“住口,你个戴罪之人!有什么资格在公堂之上指手画脚。你是大人,还是我是大人?李某人我,用你个少不更的黄口孺子教我断案?”
“放你狗屁!你才有罪。我没罪,我说的清清楚楚,我是惩治江湖骗子,要有罪那卖假药的,无不灵才有罪,你有本事你抓他去呀。你是大人,当然不用我教你怎么断案。不过是三年无一小案,七年无一大案。欲加之罪,何患无辞。可是这个锅小爷不背。谁有罪,你找谁去!”
“放肆,看来给你上的刑还不够,仍有力气咆哮公堂。看来真的要打够二十板,你才肯闭嘴!你以为我,不知道女子受刑四十板后,果如何么?可据我云栖国法度,女子告夫,不管何种原因,都该当受刑四十。再问缘由。”
“什么法度?这分明是不公,这四十下下去。就算一个强身健体的习武之男子,也得躺上个把月。更何况他一个娇弱的女儿身,四十板子下去,何谈诉冤委屈,直接抬走,把命搭上好了。不信大人你自己下来试试,何故为难一个弱女子。”
“国家律法是当今圣上制定的不是本官能左右的,你有任何疑惑你找皇上去。

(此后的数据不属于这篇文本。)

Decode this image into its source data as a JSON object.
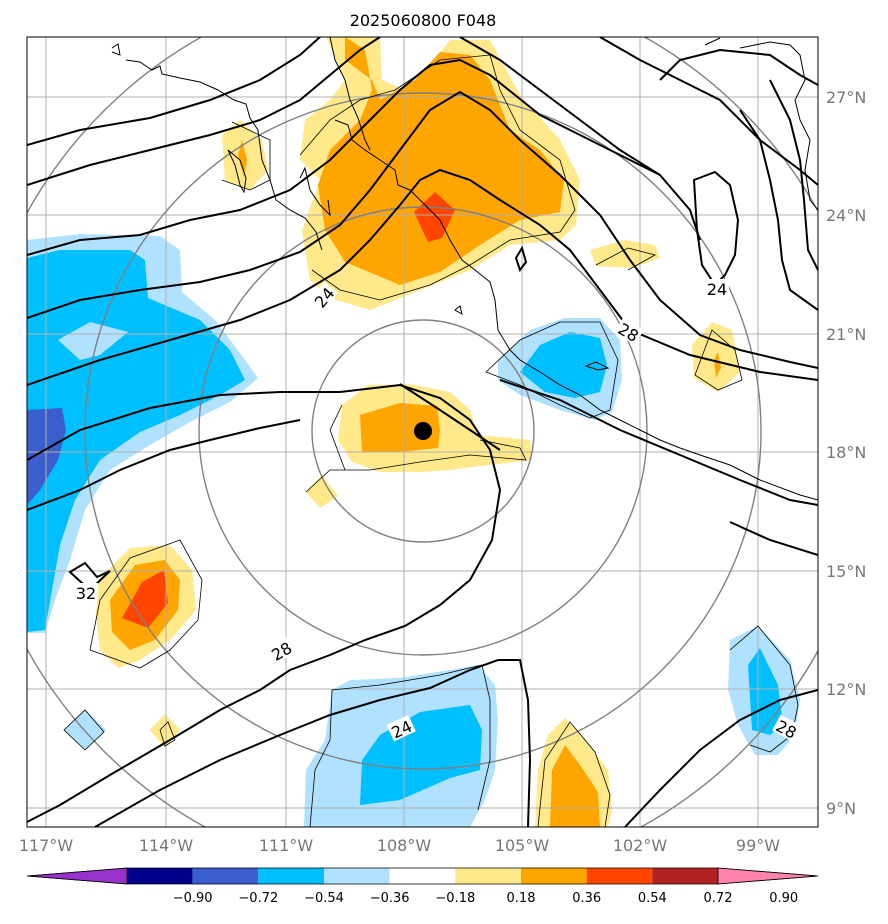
{
  "title": "2025060800 F048",
  "lon_labels": [
    "117°W",
    "114°W",
    "111°W",
    "108°W",
    "105°W",
    "102°W",
    "99°W"
  ],
  "lat_labels": [
    "27°N",
    "24°N",
    "21°N",
    "18°N",
    "15°N",
    "12°N",
    "9°N"
  ],
  "colorbar": {
    "tick_labels": [
      "−0.90",
      "−0.72",
      "−0.54",
      "−0.36",
      "−0.18",
      "0.18",
      "0.36",
      "0.54",
      "0.72",
      "0.90"
    ],
    "colors": [
      "#9932CC",
      "#00008B",
      "#3A5FCD",
      "#00BFFF",
      "#B0E2FF",
      "#FFFFFF",
      "#FFE98A",
      "#FFA500",
      "#FF4500",
      "#B22222",
      "#FF82AB"
    ]
  },
  "contour_labels": [
    {
      "text": "24",
      "near": "northwest-of-center"
    },
    {
      "text": "24",
      "near": "east-upper"
    },
    {
      "text": "28",
      "near": "east-middle"
    },
    {
      "text": "32",
      "near": "west"
    },
    {
      "text": "28",
      "near": "southwest"
    },
    {
      "text": "24",
      "near": "south"
    },
    {
      "text": "28",
      "near": "southeast"
    }
  ],
  "storm_center_marker": {
    "symbol": "filled-circle",
    "color": "#000000"
  }
}
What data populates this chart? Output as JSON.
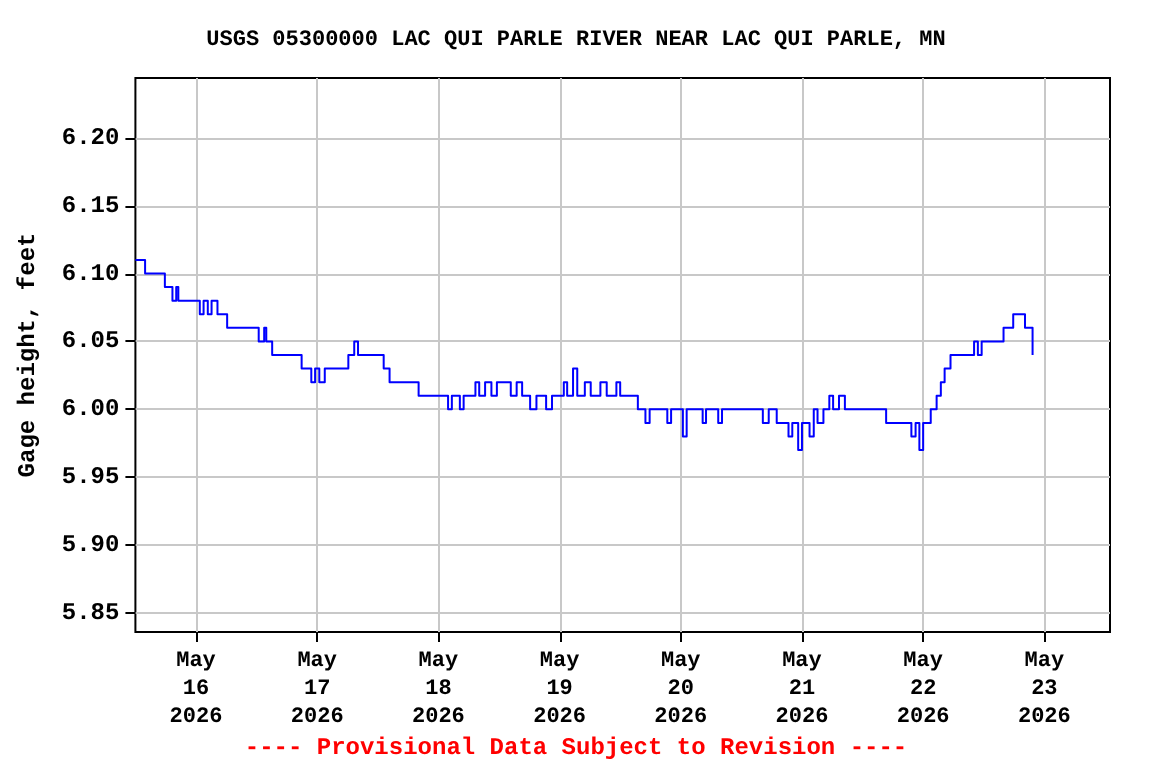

”
“你们圣上在哪儿?现在我要见他,我亲自跟他说。”
“我们圣上在皇宫里,有本事你自己去找,在公堂上一边站着,别打扰本官断案。”
“等等,既然要打这姑娘那就算在我身上好了。”
“算你身上?怎么算胡闹啊,说了让你住口,站一边儿,别多管闲事儿。当心,一会儿罪加一等。”
李县令又一次用他手里的惊堂木威震了谰朗。
“既然皇帝在皇宫里头,我这平头民百姓。见不到圣上。可诉说着这里的不公。我的冤屈和不服。当然是这位姑娘要挨的板子。算在我身上了,我替她承担下来。难道大人,您就这么没有一点侧隐之心,为了所谓的律法。眼睁睁的看着这位少妇还未来得及诉说她心中委屈就白挨你这四十下,然后被抬出去嘛?还有,大人,你别总拿你手里那木块吓唬小民。我不是被吓大的,不吃这一套。”
县令听了这番话后,先是低头沉默了一会儿,然后才缓慢抬头,望向谰朗。如谰朗所言动了点侧隐之心。但碍于国家法度,语气略显沉重道,“年轻人,真想不到,你嘴虽硬,心却挺软,愿意为了一个不相识,不相干的人,好,你既愿替这位姑娘承刑。那就等本官,审完案向这位姑娘了解来龙去脉后,再对你施刑。”
随后县令转话向地上跪着的少妇说道,“姑娘,好了,现在有人同意替你受刑。你可以把你的委屈说一说了。”
“是,大人容禀。民女秋零,报告我的丈夫吴良孝,告他一个诱骗少女,无情无义,背信弃义,抛妻弃子,对母不孝。”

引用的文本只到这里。